In a statement, Greenpeace said it was clear “we need to stop treating the ocean like a dumping ground”.
“We need to protect the ocean to allow it to thrive into the future — that means not dumping our pollution into it.
“Our wellbeing is inherently linked to the health of the ocean, so it’s in all our best interests to look after it.”

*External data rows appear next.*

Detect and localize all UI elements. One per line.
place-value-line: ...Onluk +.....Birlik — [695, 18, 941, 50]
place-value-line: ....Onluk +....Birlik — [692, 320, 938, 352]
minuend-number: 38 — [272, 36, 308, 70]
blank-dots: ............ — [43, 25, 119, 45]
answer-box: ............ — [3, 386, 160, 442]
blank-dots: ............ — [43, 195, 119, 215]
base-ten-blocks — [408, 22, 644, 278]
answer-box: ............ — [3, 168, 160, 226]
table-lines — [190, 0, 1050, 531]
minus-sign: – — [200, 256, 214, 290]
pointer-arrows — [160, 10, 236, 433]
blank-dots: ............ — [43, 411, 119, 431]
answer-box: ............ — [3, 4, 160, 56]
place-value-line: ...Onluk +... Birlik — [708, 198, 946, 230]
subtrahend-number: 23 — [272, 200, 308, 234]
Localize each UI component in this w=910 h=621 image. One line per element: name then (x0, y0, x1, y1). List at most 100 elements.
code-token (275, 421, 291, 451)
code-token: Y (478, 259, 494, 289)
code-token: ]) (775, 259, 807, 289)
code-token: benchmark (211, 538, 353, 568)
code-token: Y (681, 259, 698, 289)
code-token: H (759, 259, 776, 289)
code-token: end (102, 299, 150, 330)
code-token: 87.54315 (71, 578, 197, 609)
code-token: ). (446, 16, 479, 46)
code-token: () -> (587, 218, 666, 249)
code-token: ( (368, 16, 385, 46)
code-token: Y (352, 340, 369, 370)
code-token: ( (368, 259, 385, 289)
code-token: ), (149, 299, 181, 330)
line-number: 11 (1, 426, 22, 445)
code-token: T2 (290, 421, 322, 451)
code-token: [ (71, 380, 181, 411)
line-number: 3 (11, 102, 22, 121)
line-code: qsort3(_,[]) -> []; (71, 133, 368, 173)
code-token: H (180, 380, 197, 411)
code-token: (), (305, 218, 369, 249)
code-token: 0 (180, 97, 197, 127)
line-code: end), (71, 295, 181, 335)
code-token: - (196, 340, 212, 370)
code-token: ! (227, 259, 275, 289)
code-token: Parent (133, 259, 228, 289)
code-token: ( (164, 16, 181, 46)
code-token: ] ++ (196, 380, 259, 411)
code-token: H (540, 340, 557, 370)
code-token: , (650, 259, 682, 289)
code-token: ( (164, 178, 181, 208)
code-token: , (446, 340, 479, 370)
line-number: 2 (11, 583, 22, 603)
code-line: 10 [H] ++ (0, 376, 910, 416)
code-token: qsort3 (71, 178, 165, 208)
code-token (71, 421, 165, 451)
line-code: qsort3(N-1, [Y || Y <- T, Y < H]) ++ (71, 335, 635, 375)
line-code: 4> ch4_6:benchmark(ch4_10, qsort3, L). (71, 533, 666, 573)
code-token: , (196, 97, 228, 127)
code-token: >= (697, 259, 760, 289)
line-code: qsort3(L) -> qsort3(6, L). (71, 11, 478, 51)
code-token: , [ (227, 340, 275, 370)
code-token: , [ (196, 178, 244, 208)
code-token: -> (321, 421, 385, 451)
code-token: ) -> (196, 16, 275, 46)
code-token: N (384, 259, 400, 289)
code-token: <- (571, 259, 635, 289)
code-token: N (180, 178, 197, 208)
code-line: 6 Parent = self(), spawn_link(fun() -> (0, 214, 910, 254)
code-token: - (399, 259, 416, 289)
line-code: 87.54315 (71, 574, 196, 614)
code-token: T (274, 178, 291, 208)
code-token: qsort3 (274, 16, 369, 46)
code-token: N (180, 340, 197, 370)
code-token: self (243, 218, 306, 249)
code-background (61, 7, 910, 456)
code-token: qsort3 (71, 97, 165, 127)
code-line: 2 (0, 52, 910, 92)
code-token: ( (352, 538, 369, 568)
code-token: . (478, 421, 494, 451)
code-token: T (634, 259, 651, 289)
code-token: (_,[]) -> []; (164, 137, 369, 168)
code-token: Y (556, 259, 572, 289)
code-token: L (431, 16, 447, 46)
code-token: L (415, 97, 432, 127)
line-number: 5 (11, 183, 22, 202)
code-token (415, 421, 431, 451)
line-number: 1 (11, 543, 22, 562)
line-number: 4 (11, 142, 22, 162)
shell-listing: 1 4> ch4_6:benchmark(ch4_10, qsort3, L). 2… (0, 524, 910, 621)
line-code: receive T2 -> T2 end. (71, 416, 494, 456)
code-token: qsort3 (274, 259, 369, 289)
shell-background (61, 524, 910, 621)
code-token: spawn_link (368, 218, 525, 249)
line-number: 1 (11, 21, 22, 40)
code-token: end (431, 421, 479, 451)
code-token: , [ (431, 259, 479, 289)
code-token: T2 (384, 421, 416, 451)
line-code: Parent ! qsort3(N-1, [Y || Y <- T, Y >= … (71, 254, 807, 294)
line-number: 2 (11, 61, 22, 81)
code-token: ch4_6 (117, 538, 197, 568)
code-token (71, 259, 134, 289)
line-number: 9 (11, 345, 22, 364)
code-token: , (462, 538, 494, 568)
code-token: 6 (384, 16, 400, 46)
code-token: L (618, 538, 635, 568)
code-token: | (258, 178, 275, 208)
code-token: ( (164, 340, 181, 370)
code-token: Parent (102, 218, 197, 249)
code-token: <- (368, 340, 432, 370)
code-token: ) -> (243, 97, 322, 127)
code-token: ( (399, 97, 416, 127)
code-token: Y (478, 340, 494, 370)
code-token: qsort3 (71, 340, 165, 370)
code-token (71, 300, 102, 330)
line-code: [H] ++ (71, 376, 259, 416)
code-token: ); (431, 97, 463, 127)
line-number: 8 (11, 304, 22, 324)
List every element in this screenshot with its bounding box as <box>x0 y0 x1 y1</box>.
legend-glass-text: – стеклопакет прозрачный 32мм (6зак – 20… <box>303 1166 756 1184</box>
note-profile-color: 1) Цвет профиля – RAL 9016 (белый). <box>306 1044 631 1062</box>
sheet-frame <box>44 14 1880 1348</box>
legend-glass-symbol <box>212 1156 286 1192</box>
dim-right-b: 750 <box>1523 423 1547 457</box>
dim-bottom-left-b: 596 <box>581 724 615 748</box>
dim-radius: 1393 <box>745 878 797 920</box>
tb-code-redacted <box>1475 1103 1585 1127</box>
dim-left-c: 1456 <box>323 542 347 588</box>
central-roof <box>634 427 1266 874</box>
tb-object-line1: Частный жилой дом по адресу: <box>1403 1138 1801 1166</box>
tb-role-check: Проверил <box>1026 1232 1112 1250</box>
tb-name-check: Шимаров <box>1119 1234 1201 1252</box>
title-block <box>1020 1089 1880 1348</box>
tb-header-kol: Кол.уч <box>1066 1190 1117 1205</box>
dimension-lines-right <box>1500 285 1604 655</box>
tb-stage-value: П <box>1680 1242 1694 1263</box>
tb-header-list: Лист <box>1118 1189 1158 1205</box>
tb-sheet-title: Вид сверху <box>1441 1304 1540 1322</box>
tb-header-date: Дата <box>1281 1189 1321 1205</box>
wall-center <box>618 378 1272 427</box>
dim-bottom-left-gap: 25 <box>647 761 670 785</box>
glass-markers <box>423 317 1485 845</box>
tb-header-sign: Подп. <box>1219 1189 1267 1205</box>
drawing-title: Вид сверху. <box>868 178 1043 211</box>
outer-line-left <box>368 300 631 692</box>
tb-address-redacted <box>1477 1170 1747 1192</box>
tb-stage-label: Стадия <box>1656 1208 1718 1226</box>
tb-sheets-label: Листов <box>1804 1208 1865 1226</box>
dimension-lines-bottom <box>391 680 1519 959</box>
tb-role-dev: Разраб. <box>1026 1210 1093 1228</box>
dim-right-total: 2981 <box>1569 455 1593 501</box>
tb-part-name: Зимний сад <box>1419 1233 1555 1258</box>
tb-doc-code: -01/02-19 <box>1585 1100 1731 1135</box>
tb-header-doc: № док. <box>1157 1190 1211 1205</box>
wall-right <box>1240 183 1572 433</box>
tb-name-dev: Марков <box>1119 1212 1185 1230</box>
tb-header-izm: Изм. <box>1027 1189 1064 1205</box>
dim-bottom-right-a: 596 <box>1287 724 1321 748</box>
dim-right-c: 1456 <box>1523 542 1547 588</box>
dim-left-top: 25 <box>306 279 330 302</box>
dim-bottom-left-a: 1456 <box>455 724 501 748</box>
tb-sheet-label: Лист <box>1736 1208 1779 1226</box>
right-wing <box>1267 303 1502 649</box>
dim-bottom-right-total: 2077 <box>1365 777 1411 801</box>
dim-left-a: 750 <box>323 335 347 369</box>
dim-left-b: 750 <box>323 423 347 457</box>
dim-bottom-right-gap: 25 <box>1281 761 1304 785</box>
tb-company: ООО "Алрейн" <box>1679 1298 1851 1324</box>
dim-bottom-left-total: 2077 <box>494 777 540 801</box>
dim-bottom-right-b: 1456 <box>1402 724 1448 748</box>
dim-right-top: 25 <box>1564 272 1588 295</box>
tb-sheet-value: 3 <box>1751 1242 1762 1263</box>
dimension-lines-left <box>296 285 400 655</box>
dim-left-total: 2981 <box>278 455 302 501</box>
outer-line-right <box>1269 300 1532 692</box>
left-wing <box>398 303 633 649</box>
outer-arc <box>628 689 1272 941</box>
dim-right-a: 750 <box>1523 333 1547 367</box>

NASA did not respond to the ABC’s request for comment in relation to the environmental concerns associated with the ISS’s landing at Point Nemo.
‘No other options’
Professor Gorman said there wasn’t a safer option to bring back this kind of spacecraft.
“There will be some environmental impacts, although we may not know exactly what they are, it’s not like there is the choice,” she said.
“It’s not like you can say, ‘oh, the impacts are too great, we will leave it in orbit’ because that’s not possible.
“Eventually, if we left it there without fuel to continually help it maintain its position, it would drift back down, and we wouldn’t have any control of where it landed.”
This happened in Australia in 1979 when the first United States space station, Skylab, had an uncontrolled re-entry over Western Australia.
Media reports from the time said the space station disintegrated “in a blaze of fireworks” over the Indian Ocean before debris fell across the desert.
Fortunately, no one was injured.
Professor Gorman also said if environmental impacts were minimized, deorbited spacecraft could act like shipwrecks and create new habitats for marine life.
She said space companies were working to improve their impact through initiatives like the Space Sustainability Rating, which is used to assess how green a company is.